The main objective of this study is to understand the caregiving journeys of various extended family members involved in dementia care. We aim to learn about caregivers' care management strategies; their use of home and community-based services and informal support; and barriers to service usage. We will use the results from the study to help enhance service delivery, alleviate care-related stress, and improve the quality of life of dementia patients and their caregivers.
We will use a mixed-methods design to explore the challenges faced by caregivers as well as their service usage for the person living with dementia. Our methodology involves an initial telephone interview (approx. 70 minutes) that includes open-ended questions, standard items, and structured measures, followed by an 8-day semi-structured daily diary interview about daily care responsibilities and experiences with services (15-20 minutes each evening). This study will be conducted with 240 extended family members serving as one of the main caregivers for a person living with dementia in a community setting.
Investigators
Karen Roberto
University Distinguished Professor
Virginia Polytechnic Institute and State University
Eligibility Criteria
Inclusion Criteria
- •Speaks/reads English
- •Resident of Virginia, North Carolina, Maryland, West Virginia, Tennessee, Kentucky or Washington, D.C.
- •Is either the grandchild, sibling, niece/nephew, step-kin, adult child or spouse of the person living with dementia
- •Is providing hands-on care and/or overall management of care for a person living with dementia in the community
- •Caregiver co-resides with the person with dementia or has face-to-face contact with the person with dementia at least 3 days/week
- •Has no difficulty talking/hearing on the telephone
Exclusion Criteria
- •Caregiver of persons with mild cognitive impairment
- •Person with dementia lives in service-enriched housing such as a continuing care community, or residential facilities, such as assisted living facilities or nursing homes
Outcomes
Primary Outcomes
Well-Being of Caregiver: Work Strain
Time Frame: Baseline
CG who are employed will be asked 5 work strain items that assess competing demands and strains between CG and employment outside the home. Participants rate their responses on a 4-point scale ("strongly agree" to "strongly disagree"). Summary scores range from 0 to 15, higher scores indicate greater work strain.
Change in Well-Being of Person Living with Dementia
Time Frame: Day 1 to Day 8
The caregiver (CG) will be asked to indicate who helped the person living with dementia (PLwD) each of the daily diary days with personal activities of daily living and instrumental activities of daily living for which they need help. CG will also be asked if there were any activities for which the PLwD needed help that day but did not receive it because no one was there to help them (PLwD Unmet Need), or they delayed receiving help or received partial help because no one was available to help them when needed (PLwD Under-met Need).
Well-Being of Caregiver: Role Captivity
Time Frame: Baseline
Role captivity, a 3-item scale that assesses CG feelings that their involvement exceeds what they are willing to provide. Participants rate their responses on a 4-point scale ("not at all" to "very much"). Summary scores range from 0 to 9, higher scores indicate greater role captivity.

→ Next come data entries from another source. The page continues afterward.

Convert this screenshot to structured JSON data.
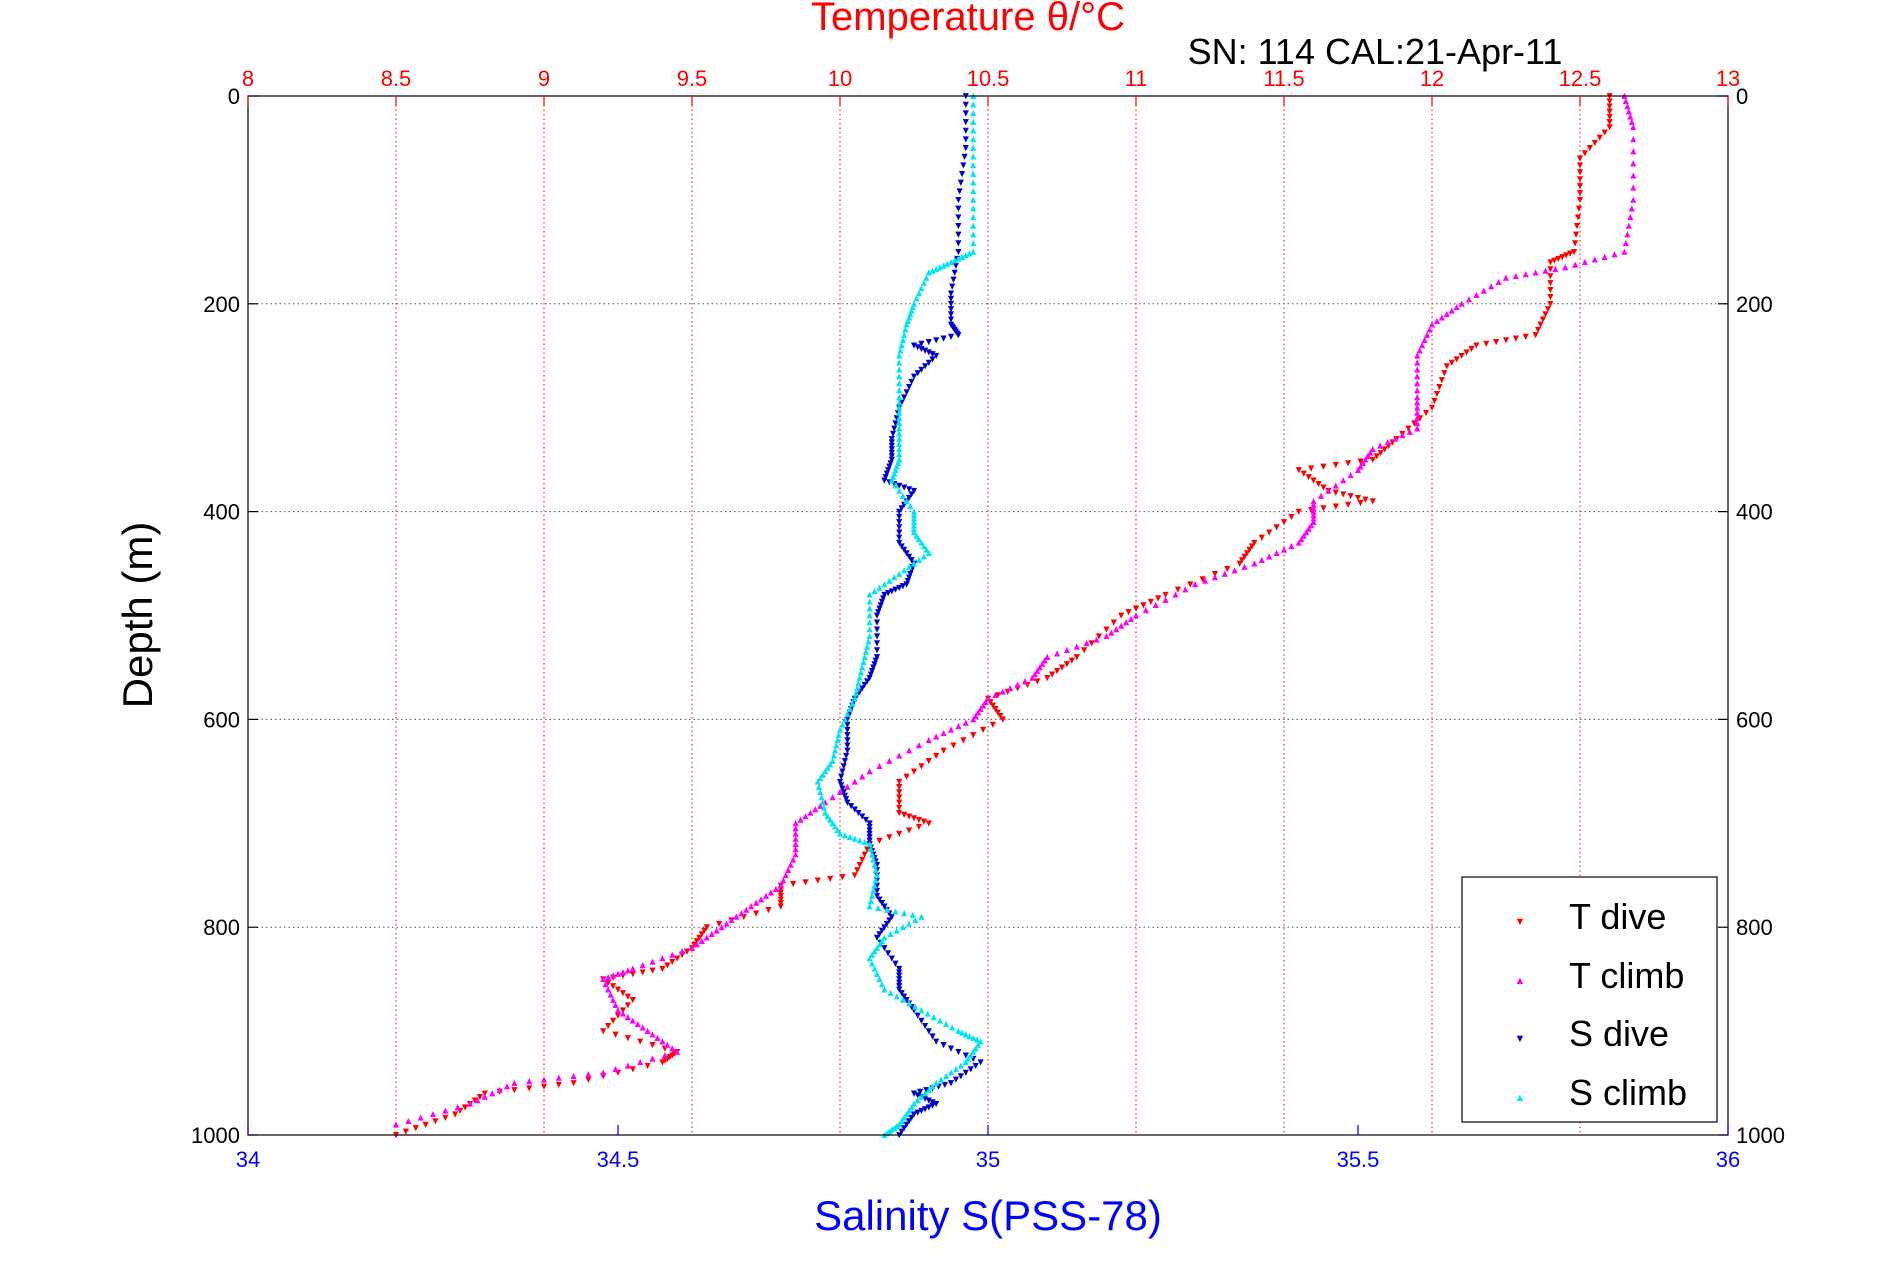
{
  "chart_data": {
    "type": "scatter",
    "title": "Temperature θ/°C",
    "subtitle": "SN: 114  CAL:21-Apr-11",
    "xlabel": "Salinity S(PSS-78)",
    "ylabel": "Depth (m)",
    "xlim": [
      34,
      36
    ],
    "x2lim": [
      8,
      13
    ],
    "ylim": [
      1000,
      0
    ],
    "x_ticks": [
      "34",
      "34.5",
      "35",
      "35.5",
      "36"
    ],
    "x2_ticks": [
      "8",
      "8.5",
      "9",
      "9.5",
      "10",
      "10.5",
      "11",
      "11.5",
      "12",
      "12.5",
      "13"
    ],
    "y_ticks": [
      "0",
      "200",
      "400",
      "600",
      "800",
      "1000"
    ],
    "grid": true,
    "legend_position": "bottom-right",
    "colors": {
      "temperature_axis": "#ff0000",
      "salinity_axis": "#0000ff",
      "depth_grid": "#555555"
    },
    "series": [
      {
        "name": "T dive",
        "axis": "temperature",
        "color": "#ff0000",
        "marker": "triangle-down",
        "points": [
          [
            12.6,
            0
          ],
          [
            12.6,
            30
          ],
          [
            12.5,
            60
          ],
          [
            12.5,
            100
          ],
          [
            12.48,
            150
          ],
          [
            12.4,
            160
          ],
          [
            12.4,
            200
          ],
          [
            12.35,
            230
          ],
          [
            12.15,
            240
          ],
          [
            12.05,
            260
          ],
          [
            12.0,
            300
          ],
          [
            11.88,
            330
          ],
          [
            11.8,
            350
          ],
          [
            11.55,
            360
          ],
          [
            11.65,
            380
          ],
          [
            11.8,
            390
          ],
          [
            11.55,
            400
          ],
          [
            11.4,
            430
          ],
          [
            11.35,
            450
          ],
          [
            11.1,
            480
          ],
          [
            10.95,
            500
          ],
          [
            10.8,
            540
          ],
          [
            10.7,
            560
          ],
          [
            10.5,
            580
          ],
          [
            10.55,
            600
          ],
          [
            10.35,
            630
          ],
          [
            10.2,
            660
          ],
          [
            10.2,
            690
          ],
          [
            10.3,
            700
          ],
          [
            10.1,
            720
          ],
          [
            10.05,
            750
          ],
          [
            9.8,
            760
          ],
          [
            9.8,
            780
          ],
          [
            9.55,
            800
          ],
          [
            9.5,
            820
          ],
          [
            9.4,
            840
          ],
          [
            9.2,
            850
          ],
          [
            9.3,
            870
          ],
          [
            9.2,
            900
          ],
          [
            9.45,
            920
          ],
          [
            9.4,
            930
          ],
          [
            9.1,
            950
          ],
          [
            8.8,
            960
          ],
          [
            8.7,
            980
          ],
          [
            8.5,
            1000
          ]
        ]
      },
      {
        "name": "T climb",
        "axis": "temperature",
        "color": "#ff00ff",
        "marker": "triangle-up",
        "points": [
          [
            12.65,
            0
          ],
          [
            12.68,
            30
          ],
          [
            12.68,
            100
          ],
          [
            12.65,
            150
          ],
          [
            12.45,
            165
          ],
          [
            12.25,
            175
          ],
          [
            12.1,
            200
          ],
          [
            12.0,
            220
          ],
          [
            11.95,
            250
          ],
          [
            11.95,
            290
          ],
          [
            11.95,
            320
          ],
          [
            11.8,
            340
          ],
          [
            11.75,
            360
          ],
          [
            11.6,
            390
          ],
          [
            11.6,
            410
          ],
          [
            11.55,
            430
          ],
          [
            11.4,
            450
          ],
          [
            11.2,
            470
          ],
          [
            11.0,
            500
          ],
          [
            10.9,
            520
          ],
          [
            10.7,
            540
          ],
          [
            10.65,
            560
          ],
          [
            10.5,
            580
          ],
          [
            10.45,
            600
          ],
          [
            10.3,
            620
          ],
          [
            10.1,
            650
          ],
          [
            9.95,
            680
          ],
          [
            9.85,
            700
          ],
          [
            9.85,
            730
          ],
          [
            9.8,
            760
          ],
          [
            9.7,
            780
          ],
          [
            9.6,
            800
          ],
          [
            9.5,
            820
          ],
          [
            9.3,
            840
          ],
          [
            9.2,
            850
          ],
          [
            9.25,
            880
          ],
          [
            9.35,
            900
          ],
          [
            9.45,
            920
          ],
          [
            9.2,
            940
          ],
          [
            8.9,
            950
          ],
          [
            8.75,
            970
          ],
          [
            8.5,
            990
          ]
        ]
      },
      {
        "name": "S dive",
        "axis": "salinity",
        "color": "#0000cc",
        "marker": "triangle-down",
        "points": [
          [
            34.97,
            0
          ],
          [
            34.97,
            50
          ],
          [
            34.96,
            100
          ],
          [
            34.96,
            150
          ],
          [
            34.95,
            190
          ],
          [
            34.95,
            220
          ],
          [
            34.96,
            230
          ],
          [
            34.9,
            240
          ],
          [
            34.93,
            250
          ],
          [
            34.9,
            270
          ],
          [
            34.88,
            300
          ],
          [
            34.87,
            330
          ],
          [
            34.87,
            350
          ],
          [
            34.86,
            370
          ],
          [
            34.9,
            380
          ],
          [
            34.88,
            400
          ],
          [
            34.88,
            430
          ],
          [
            34.9,
            450
          ],
          [
            34.89,
            470
          ],
          [
            34.86,
            480
          ],
          [
            34.85,
            500
          ],
          [
            34.85,
            540
          ],
          [
            34.84,
            560
          ],
          [
            34.82,
            580
          ],
          [
            34.81,
            600
          ],
          [
            34.81,
            630
          ],
          [
            34.8,
            660
          ],
          [
            34.81,
            680
          ],
          [
            34.84,
            700
          ],
          [
            34.84,
            720
          ],
          [
            34.85,
            740
          ],
          [
            34.85,
            770
          ],
          [
            34.87,
            790
          ],
          [
            34.85,
            810
          ],
          [
            34.88,
            840
          ],
          [
            34.88,
            860
          ],
          [
            34.9,
            880
          ],
          [
            34.93,
            910
          ],
          [
            34.99,
            930
          ],
          [
            34.95,
            950
          ],
          [
            34.9,
            960
          ],
          [
            34.93,
            970
          ],
          [
            34.9,
            980
          ],
          [
            34.88,
            1000
          ]
        ]
      },
      {
        "name": "S climb",
        "axis": "salinity",
        "color": "#00e5ee",
        "marker": "triangle-up",
        "points": [
          [
            34.98,
            0
          ],
          [
            34.98,
            50
          ],
          [
            34.98,
            100
          ],
          [
            34.98,
            150
          ],
          [
            34.95,
            160
          ],
          [
            34.92,
            170
          ],
          [
            34.9,
            200
          ],
          [
            34.89,
            220
          ],
          [
            34.88,
            250
          ],
          [
            34.88,
            290
          ],
          [
            34.88,
            320
          ],
          [
            34.88,
            350
          ],
          [
            34.87,
            370
          ],
          [
            34.9,
            400
          ],
          [
            34.9,
            420
          ],
          [
            34.92,
            440
          ],
          [
            34.88,
            460
          ],
          [
            34.84,
            480
          ],
          [
            34.84,
            520
          ],
          [
            34.83,
            550
          ],
          [
            34.82,
            580
          ],
          [
            34.8,
            610
          ],
          [
            34.79,
            640
          ],
          [
            34.77,
            660
          ],
          [
            34.78,
            690
          ],
          [
            34.8,
            710
          ],
          [
            34.84,
            720
          ],
          [
            34.85,
            750
          ],
          [
            34.84,
            780
          ],
          [
            34.91,
            790
          ],
          [
            34.86,
            810
          ],
          [
            34.84,
            830
          ],
          [
            34.86,
            860
          ],
          [
            34.91,
            880
          ],
          [
            34.96,
            900
          ],
          [
            34.99,
            910
          ],
          [
            34.97,
            930
          ],
          [
            34.93,
            950
          ],
          [
            34.9,
            970
          ],
          [
            34.88,
            990
          ],
          [
            34.86,
            1000
          ]
        ]
      }
    ]
  },
  "legend": {
    "items": [
      {
        "label": "T dive",
        "symbol": "▼",
        "color": "#ff0000"
      },
      {
        "label": "T climb",
        "symbol": "▲",
        "color": "#ff00ff"
      },
      {
        "label": "S dive",
        "symbol": "▼",
        "color": "#0000cc"
      },
      {
        "label": "S climb",
        "symbol": "▲",
        "color": "#00e5ee"
      }
    ]
  }
}
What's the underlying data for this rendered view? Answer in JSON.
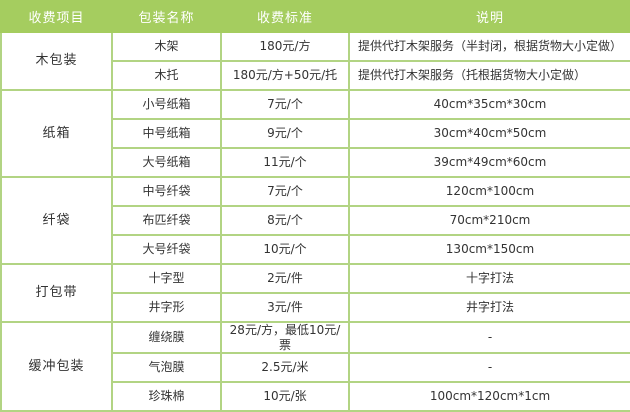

Change in Caregiver Daily Psychological Distress
Time Frame: Day 1 to Day 8
Using the daily version of the Non-Specific Psychological Distress Scale, each day, the caregiver will indicate how frequently they felt 14 negative/13 positive emotions over the past 24 hours on a 5-point scale from "none" to "all" of the time.
Well-Being of Caregiver: Role overload
Time Frame: Baseline
Role overload, a 3-item scale will assess CG subjective appraisal of the time and effort they make in providing care. Participants rate their responses on a 4-point scale ("not at all" to "completely"). Summary scores range from 0 to 9, higher scores indicate greater role overload.